Mrs. Willoughby-Jones was not listening, however. She was gazing at the large young man absorbedly picking up his mail in the hall. She watched him drop a letter, ignore it, and dazedly gather up his evening papers and disappear. But she had seen his face in the mirror, and he had certainly looked very odd.
She wanted to ask Mrs. Bayne who he was, but to Mrs. Bayne there had been no young man in the hall. So far as Mrs. Willoughby-Jones was concerned, it was clearly Mrs. Bayne’s attitude that the front door had not closed and that nobody had passed by.
But he had passed by. What is more, he knew his way about now, and he did not go up the stairs. He went straight back to the kitchen, closing the door carefully, and faced Holly, who was making toast with a sort of grim expertness in an otherwise empty kitchen.
She looked up at him and went a little pale.
“So!” he said violently. “Hilda’s slow making the toast. Hilda! Hilda! You know darned well that there isn’t any Hilda.”
“That’s my affair, Mr. Warrington,” said Holly.
“Not by a damned sight,” he said loudly. “I don’t get it. It makes me sick. It’s hypocrisy. It’s worse than that, even. It’s—”
His own fury shocked him. She was staring at
him in bewilderment, and he got out a handkerchief and mopped his face.
“Sorry!” he said rather hoarsely. “I suppose I’m excited. I was in the hall, and I heard your mother—”
“Yes?”
“Look here, do you care for that Brooks fellow?”

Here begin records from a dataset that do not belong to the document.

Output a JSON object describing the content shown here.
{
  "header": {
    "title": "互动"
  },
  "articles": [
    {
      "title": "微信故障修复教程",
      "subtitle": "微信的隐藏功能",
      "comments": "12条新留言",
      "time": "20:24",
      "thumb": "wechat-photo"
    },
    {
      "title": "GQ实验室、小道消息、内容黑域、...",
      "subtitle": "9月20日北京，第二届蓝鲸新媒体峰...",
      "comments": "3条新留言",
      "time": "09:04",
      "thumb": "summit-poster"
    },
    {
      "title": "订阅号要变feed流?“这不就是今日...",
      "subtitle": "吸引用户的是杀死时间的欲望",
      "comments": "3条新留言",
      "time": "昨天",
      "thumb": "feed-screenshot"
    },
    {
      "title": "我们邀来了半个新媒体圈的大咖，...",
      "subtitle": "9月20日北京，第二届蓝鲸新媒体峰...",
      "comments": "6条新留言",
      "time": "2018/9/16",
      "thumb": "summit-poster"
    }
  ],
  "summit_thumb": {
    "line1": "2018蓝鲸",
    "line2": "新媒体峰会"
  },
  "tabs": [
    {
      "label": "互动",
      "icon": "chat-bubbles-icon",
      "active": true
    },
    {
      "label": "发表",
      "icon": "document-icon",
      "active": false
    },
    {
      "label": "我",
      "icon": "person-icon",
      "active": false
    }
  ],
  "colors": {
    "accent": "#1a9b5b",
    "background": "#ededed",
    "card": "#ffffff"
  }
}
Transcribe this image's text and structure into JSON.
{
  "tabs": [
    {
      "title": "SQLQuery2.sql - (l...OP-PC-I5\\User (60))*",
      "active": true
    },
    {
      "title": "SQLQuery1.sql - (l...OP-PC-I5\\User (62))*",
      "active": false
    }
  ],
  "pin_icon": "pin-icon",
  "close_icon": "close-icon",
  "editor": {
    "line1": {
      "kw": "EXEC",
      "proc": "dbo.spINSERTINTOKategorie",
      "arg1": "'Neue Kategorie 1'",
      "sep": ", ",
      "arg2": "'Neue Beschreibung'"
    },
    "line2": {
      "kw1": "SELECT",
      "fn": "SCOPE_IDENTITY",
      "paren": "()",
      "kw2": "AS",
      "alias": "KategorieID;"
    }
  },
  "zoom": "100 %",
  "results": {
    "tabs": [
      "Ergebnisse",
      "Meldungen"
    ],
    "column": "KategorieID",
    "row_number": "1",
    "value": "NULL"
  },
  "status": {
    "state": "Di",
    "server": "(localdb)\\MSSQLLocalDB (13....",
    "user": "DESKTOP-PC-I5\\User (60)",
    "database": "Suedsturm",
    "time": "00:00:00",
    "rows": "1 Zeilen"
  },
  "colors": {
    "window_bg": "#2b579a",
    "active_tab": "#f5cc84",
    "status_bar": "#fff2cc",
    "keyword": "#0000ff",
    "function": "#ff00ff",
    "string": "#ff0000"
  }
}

“I am going to marry him.”
“That’s not what I asked you,” he said loudly again. He pulled himself together once more, however, and went on more quietly. “What I mean is this: is it more of the ‘Hilda’ stuff, or isn’t it?”
She examined the toast and turned it before she answered. Then her reply was rather as if she spoke to herself.
“We can’t all let her down,” she said.
“Let who down?”
“Mother. First Father did, and then Aunt Margaret. It’s killing her.”
“What’s Aunt Margaret done?”
“She’s married a clerk in the store where she—a clerk in a store.”
He stared at her incredulously.
“Oh!” he said at last. “Oh, that’s what she’s done! My God, and you call that letting her down! Why, your Aunt Margaret’s got more guts in a minute than you’ll have all your life. Wake up, girl. You’re living in a real world, not a world of ladies and gentlemen.” His voice rose; his collar felt too tight for him. He ran a finger inside it.
“Marry your popinjay!” he said. “Go on mincing through life. Drink your tea and hold your little finger out! I’m through.”
Suddenly he saw the engagement ring on her left hand, and he lifted it and looked at it. From the ring he looked at her hand; it was small and shapely, but it bore the scars of “Hilda’s” work, of much living service. Involuntarily she tried to close it, like Margaret, and the sight made him wince.
“You poor little fool,” he said gently, and kissed it.
CHAPTER SEVEN
AFTER THAT WARRINGTON DID not see her very much. When he did, he fancied that she was thinner; there were hollows in her cheeks he had not seen before. And once downtown he saw her on a street corner, talking to Margaret, who was looking younger by years and with her left hand no longer clenched.” It gave him an actual pain at the heart to see that Margaret was growing younger and Holly older.